Une logique contre laquelle se battent deux policiers emblématiques, l’inspecteur John Skaggs, baraque Blanche et blonde du 77e, et l’inspecteur Wally Tennelle, Noir originaire du Costa Rica, travaillant à la LAPD. Leurs méthodes sont semblables, ils sont sur le terrain, au milieu de la population et cherchent sans relâche à trouver les coupables. Ils sont persuadés, à l’instar de Max Weber, « qu’en privant les afro-américains de justice efficace, en leur refusant le droit exclusif de l’Etat à exercer la force légitime, on ne fait qu’encourager la violence personnelle. » En ne condamnant sévèrement les Noirs que pour des broutilles (comme du temps de l’esclavage dans les Etats du sud) et non pour ces meurtres commis « entre eux », on les encourage à se faire justice eux-mêmes, à rendre les coups puisqu’ils ne sont pas graves. « Pendant la ségrégation, les Blancs avaient la loi pour eux. La loi officielle frappait uniquement les Noirs pour les contrôler, non pour les protéger. Les petits délits étaient sévèrement punis, les gros délits tolérés, tant que les victimes étaient noires. » Skaggs et Tennelle ne s’étaient jamais croisés. Jusqu’à ce que Bryant, le fils de Wally, prenne une balle en pleine tête, un soir de mai 2007, et que Skaggs se voie confier l’enquête.

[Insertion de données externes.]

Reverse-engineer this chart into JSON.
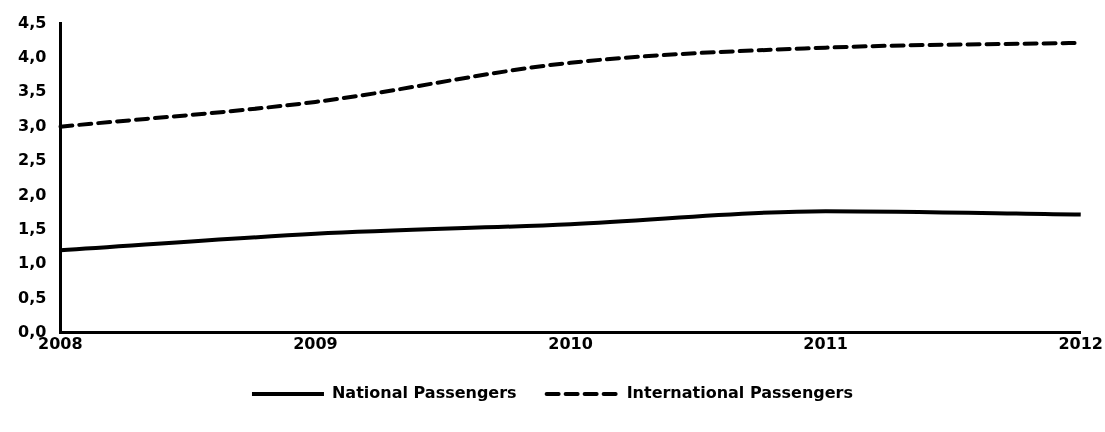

Dans cette personnification des différents protagonistes de l’affaire Tennelle, le travail de Jill Leovy prend toute sa force. Les parcours des personnages sont détaillés, autopsiés. Qu’ils soient victimes ou coupables, ils ont tous une mère, ils ont tous un nom. Le lecteur est happé dans le ghetto, touché par le désespoir et l’impuissance des familles et des flics. Les comportements violents sont explicités et l’on comprend qu’ils sont juste humains, trop humains finalement.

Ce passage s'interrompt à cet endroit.